We have used the MPTP (1-methyl-4-phenyl-1,2,3,6-tetrahydropyridine) mouse model to explore whether (i) the neuroprotective effect of near infrared light (NIr) treatment in the SNc is dose-dependent and (ii) the relationship between tyrosine hydroxylase (TH)+ terminal density and glial cells in the caudate-putamen complex (CPu). Mice received MPTP injections (50 mg/kg) and 2 J/cm2 NIr dose with either 2 d or 7 d survival period. In another series, with a longer 14 d survival period, mice had a stronger MPTP regime (100 mg/kg) and either 2 J/cm2 or 4 J/cm2 NIr dose. Brains were processed for routine immunohistochemistry and cell counts were made using stereology. Our findings were that in the 2 d series, no change in SNc TH+ cell number was evident after any treatment. In the 7 d series however, MPTP insult resulted in ∼45% reduction in TH+ cell number; after NIr (2 J/cm2) treatment, many cells were protected from the toxic insult. In the 14 d series, MPTP induced a similar reduction in TH+ cell number. NIr mitigated the loss of TH+ cells, but only at the higher dose of 4 J/cm2; the lower dose of 2 J/cm2 had no neuroprotective effect in this series. The higher dose of NIr, unlike the lower dose, also mitigated the MPTP- induced increase in CPu astrocytes after 14 d; these changes were independent of TH+ terminal density, of which, did not vary across the different experimental groups. In summary, we showed that neuroprotection by NIr irradiation in MPTP-treated mice was dose-dependent; with increasing MPTP toxicity, higher doses of NIr were required to protect cells and reduce astrogliosis.
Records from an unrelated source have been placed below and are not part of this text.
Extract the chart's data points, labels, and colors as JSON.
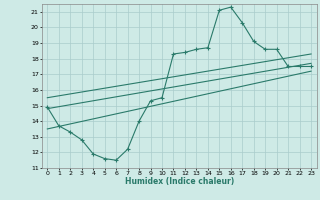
{
  "xlabel": "Humidex (Indice chaleur)",
  "bg_color": "#ceeae6",
  "grid_color": "#aacccc",
  "line_color": "#2a7a6a",
  "xlim": [
    -0.5,
    23.5
  ],
  "ylim": [
    11,
    21.5
  ],
  "xticks": [
    0,
    1,
    2,
    3,
    4,
    5,
    6,
    7,
    8,
    9,
    10,
    11,
    12,
    13,
    14,
    15,
    16,
    17,
    18,
    19,
    20,
    21,
    22,
    23
  ],
  "yticks": [
    11,
    12,
    13,
    14,
    15,
    16,
    17,
    18,
    19,
    20,
    21
  ],
  "curve1_x": [
    0,
    1,
    2,
    3,
    4,
    5,
    6,
    7,
    8,
    9,
    10,
    11,
    12,
    13,
    14,
    15,
    16,
    17,
    18,
    19,
    20,
    21,
    22,
    23
  ],
  "curve1_y": [
    14.9,
    13.7,
    13.3,
    12.8,
    11.9,
    11.6,
    11.5,
    12.2,
    14.0,
    15.3,
    15.5,
    18.3,
    18.4,
    18.6,
    18.7,
    21.1,
    21.3,
    20.3,
    19.1,
    18.6,
    18.6,
    17.5,
    17.5,
    17.5
  ],
  "line1_x": [
    0,
    23
  ],
  "line1_y": [
    13.5,
    17.2
  ],
  "line2_x": [
    0,
    23
  ],
  "line2_y": [
    14.8,
    17.7
  ],
  "line3_x": [
    0,
    23
  ],
  "line3_y": [
    15.5,
    18.3
  ]
}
Saffron pre-treatment offers neuroprotection to Nigral and retinal dopaminergic cells of MPTP-Treated mice.

BACKGROUND: There is growing evidence that the spice saffron, which contains powerful anti-oxidants, offers protection against neurodegenerative disorders, including age-related macular degeneration and Alzheimer's disease. OBJECTIVE: We examined whether saffron pre-treatment protects dopaminergic cells of the substantia nigra pars compacta (SNc) and retina in an acute MPTP (1-methyl-4-phenyl-1,2,3,6-tetrahydropyridine) mouse model of Parkinson's disease. METHODS: BALB/c mice received MPTP or saline injections over a 30 hour period, followed by six days survival. For five days prior to injections, the drinking water of the saffron groups was supplemented with saffron (0.01% w/v), while non-saffron groups received normal tap water. After the survival period was complete, brains were processed for tyrosine hydroxylase (TH) immunochemistry and the number of TH+ cells was analysed using the optical fractionator method. RESULTS: In both the SNc and retina, non-conditioned MPTP-injected mice had a reduced number of TH+ cells (30-35%) compared to the saline-injected controls. Saffron pre-conditioning mitigated the reduction, with pre-conditioned MPTP-injected mice having SNc and retinal TH+ cell numbers close to control levels, significantly (25-35%) higher than in non-conditioned MPTP-injected mice. CONCLUSIONS: Our results indicated that saffron pre-treatment of mice saved many dopaminergic cells of the SNc and retina from parkinsonian (MPTP) insult.